Gambar 4.17 SOP Mengontrol Sistem Reward
104 Universitas Kristen Petra
c. Standar Operating Procedure untuk Mengontrol proses pada
departemen Hot press
1. Ruang lingkup : Ruang lingkup pada prosedur ini adalah pada
proses produksi di mesin Hot press
2. Tujuan pembuatan SOP ini adalah :
Memastikan proses produksi pada departemen hot press berjalan
sesuai standar agar dapat mencapai peningkatan kualitas.

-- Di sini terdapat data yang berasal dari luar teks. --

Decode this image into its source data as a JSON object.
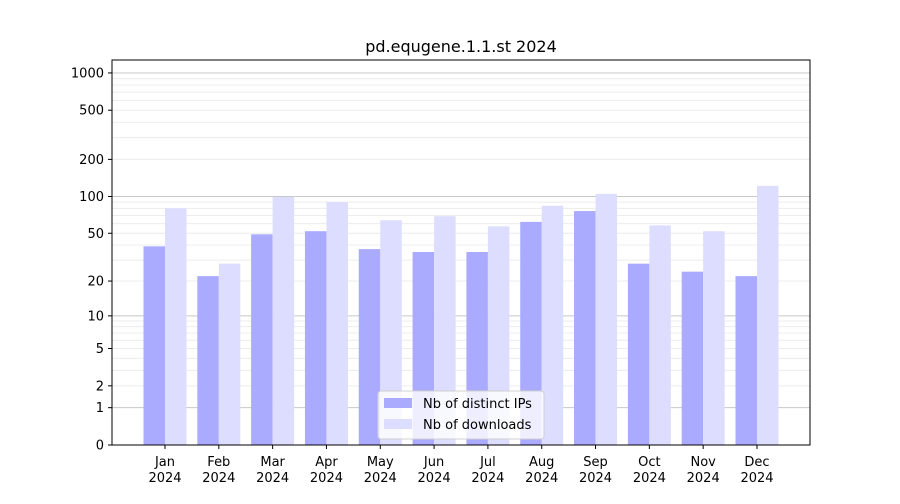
{
  "chart_data": {
    "type": "bar",
    "title": "pd.equgene.1.1.st 2024",
    "xlabel": "",
    "ylabel": "",
    "yscale": "log(1+y)",
    "ylim": [
      0,
      1200
    ],
    "yticks": [
      0,
      1,
      2,
      5,
      10,
      20,
      50,
      100,
      200,
      500,
      1000
    ],
    "grid": true,
    "legend_position": "bottom-center",
    "categories": [
      "Jan\n2024",
      "Feb\n2024",
      "Mar\n2024",
      "Apr\n2024",
      "May\n2024",
      "Jun\n2024",
      "Jul\n2024",
      "Aug\n2024",
      "Sep\n2024",
      "Oct\n2024",
      "Nov\n2024",
      "Dec\n2024"
    ],
    "series": [
      {
        "name": "Nb of distinct IPs",
        "color": "#aaaaff",
        "values": [
          39,
          22,
          49,
          52,
          37,
          35,
          35,
          62,
          76,
          28,
          24,
          22
        ]
      },
      {
        "name": "Nb of downloads",
        "color": "#ddddff",
        "values": [
          80,
          28,
          99,
          90,
          64,
          69,
          57,
          84,
          105,
          58,
          52,
          122
        ]
      }
    ]
  }
}
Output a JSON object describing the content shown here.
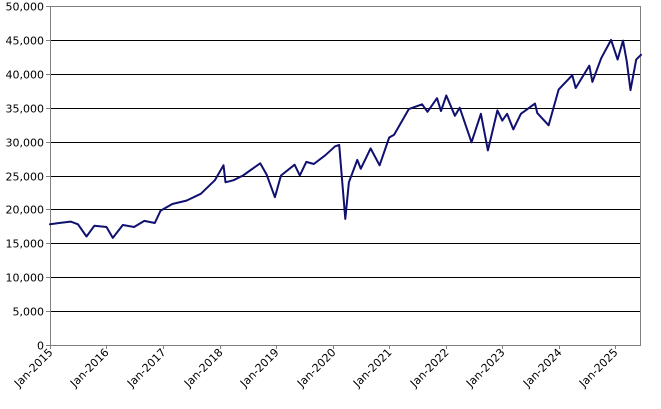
{
  "chart_data": {
    "type": "line",
    "title": "",
    "xlabel": "",
    "ylabel": "",
    "grid": "horizontal",
    "legend": "none",
    "colors": {
      "series": "#101070",
      "grid": "#000000",
      "axis": "#808080"
    },
    "ylim": [
      0,
      50000
    ],
    "yticks": [
      0,
      5000,
      10000,
      15000,
      20000,
      25000,
      30000,
      35000,
      40000,
      45000,
      50000
    ],
    "ytick_labels": [
      "0",
      "5,000",
      "10,000",
      "15,000",
      "20,000",
      "25,000",
      "30,000",
      "35,000",
      "40,000",
      "45,000",
      "50,000"
    ],
    "xlim": [
      "2015-01-01",
      "2025-06-15"
    ],
    "xtick_labels": [
      "Jan-2015",
      "Jan-2016",
      "Jan-2017",
      "Jan-2018",
      "Jan-2019",
      "Jan-2020",
      "Jan-2021",
      "Jan-2022",
      "Jan-2023",
      "Jan-2024",
      "Jan-2025"
    ],
    "xtick_dates": [
      "2015-01-01",
      "2016-01-01",
      "2017-01-01",
      "2018-01-01",
      "2019-01-01",
      "2020-01-01",
      "2021-01-01",
      "2022-01-01",
      "2023-01-01",
      "2024-01-01",
      "2025-01-01"
    ],
    "series": [
      {
        "x": [
          "2015-01-01",
          "2015-03-01",
          "2015-05-15",
          "2015-07-01",
          "2015-08-25",
          "2015-10-15",
          "2016-01-01",
          "2016-02-11",
          "2016-04-15",
          "2016-06-27",
          "2016-09-01",
          "2016-11-08",
          "2016-12-15",
          "2017-03-01",
          "2017-06-01",
          "2017-09-01",
          "2017-12-01",
          "2018-01-26",
          "2018-02-08",
          "2018-04-01",
          "2018-06-01",
          "2018-09-20",
          "2018-11-01",
          "2018-12-24",
          "2019-02-01",
          "2019-04-30",
          "2019-06-03",
          "2019-07-15",
          "2019-09-01",
          "2019-11-15",
          "2020-01-17",
          "2020-02-12",
          "2020-03-23",
          "2020-04-15",
          "2020-06-08",
          "2020-07-01",
          "2020-09-02",
          "2020-10-30",
          "2020-12-31",
          "2021-02-01",
          "2021-05-07",
          "2021-08-01",
          "2021-09-05",
          "2021-11-05",
          "2021-12-01",
          "2022-01-04",
          "2022-03-01",
          "2022-04-01",
          "2022-06-16",
          "2022-08-16",
          "2022-09-30",
          "2022-11-30",
          "2023-01-01",
          "2023-02-01",
          "2023-03-13",
          "2023-05-01",
          "2023-07-31",
          "2023-08-15",
          "2023-10-27",
          "2023-12-31",
          "2024-03-28",
          "2024-04-19",
          "2024-07-16",
          "2024-08-05",
          "2024-10-01",
          "2024-12-04",
          "2025-01-15",
          "2025-02-19",
          "2025-03-15",
          "2025-04-08",
          "2025-05-15",
          "2025-06-15"
        ],
        "values": [
          17800,
          18000,
          18200,
          17800,
          16000,
          17600,
          17400,
          15800,
          17700,
          17400,
          18300,
          18000,
          19800,
          20800,
          21300,
          22300,
          24300,
          26500,
          24000,
          24300,
          25000,
          26800,
          25100,
          21800,
          25000,
          26600,
          25000,
          27000,
          26700,
          28000,
          29300,
          29500,
          18600,
          24000,
          27300,
          26000,
          29000,
          26500,
          30600,
          31000,
          34800,
          35500,
          34400,
          36400,
          34500,
          36800,
          33800,
          35000,
          29900,
          34100,
          28700,
          34600,
          33100,
          34100,
          31800,
          34100,
          35600,
          34200,
          32400,
          37700,
          39800,
          37900,
          41200,
          38800,
          42300,
          45000,
          42100,
          44900,
          41800,
          37600,
          42100,
          42800
        ]
      }
    ]
  }
}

3. SOP mengontrol proses produksi pada mesin hot press :
Langkah pertama dalam SOP ini adalah briefing dari supervisor
kepada operator untuk menyampaikan target harian produksi
sebelum proses produksi di mulai. Selanjutnya operator melakukan
persiapan mesin hot press sesuai dengan instruksi kerja untuk
proses penyetelan mesin hot press. Setelah mesin siap maka proses
produksi dapat di mulai dan di awasi oleh supervisor dengan
bantuan foreman untuk memastikan proses produksi berjalan
sesuai dengan instruksi kerja untuk proses pengempaan panas. Jika
ada sampah/kotoran dan sisa kayu pada permukaan dan pinggir
layer maka foreman bertugas memberhentikan proses sementara
dan operator membersihkan kotoran/sampah atau memotong sisa
kayu pada pinggir layer sesuai dengan instruksi kerja pada proses
pengempaan panas. Apabila tidak ada kotoran/sampah maka layer
dapat di masukan ke mesin hot press untuk di press dengan waktu
press selama 110 detik dan suhu 100°C. Setelah itu layer di
keluarkan dari mesin hot press dan disusun untuk di kirim ke
proses selanjutnya.
105 Universitas Kristen Petra
Gambar 4.18 SOP Proses Produksi Mesin Hot Press
106 Universitas Kristen Petra
d. Standar Operating Procedure Bagian Maintenance
1. Ruang lingkup : Ruang lingkup pada prosedur ini untuk mengatur
semua mesin dan peralatan yang berhubungan langsung dengan
proses produksi.
2. Tujuan pembuatan SOP ini adalah :
Membuat sistem maintenance dapat berjalan dengan baik melalui
sehingga dapat mendukung proses produksi dan upaya peningkatan
kualitas.
3. SOP bagian maintenance :
Langkah pertama dalam SOP ini adalah staff maintenance
melakukan pemeriksaan rutin harian untuk setiap mesin produksi
sebelum produksi di mulai dengan berpedoman pada checklist
pemeriksaan mesin. Apabila ada mesin yang rusak maka staff
maintenance bertugas untuk mengisi laporan kerusakan mesin
untuk di ajukan ke manajemen. Keputusan perbaikan berada pada
manajemen di mana tergantung pada kondisi kerusakan mesin
apakah parah/tidak. Jika parah dan harus di perbaiki maka proses
perbaikan di lakukan oleh mekanik sesuai dengan manual book
mesin tersebut. Apabila tidak parah dan masih dapat di pakai
produksi maka manajemen akan memutuskan untuk tetap
melanjutkan proses produksi dengan mempertimbangkan
keselamatan operator dan kualitas produk. Jika ada suku cadang
yang aus dan harus di ganti maka staff maintenance harus mengisi
form permintaan pergantian suku cadang untuk di ajukan ke
manajemen dan setelah di terima barulah akan di ganti oleh
mekanik sesuai dengan manual book untuk mesin tersebut. Setelah
semua pemeriksaan selesai maka staff maintenance bertugas
membuat laporan hasil pemeriksaan dan mengisi form historis
kerusakan/pergantian suku cadang pada mesin produksi.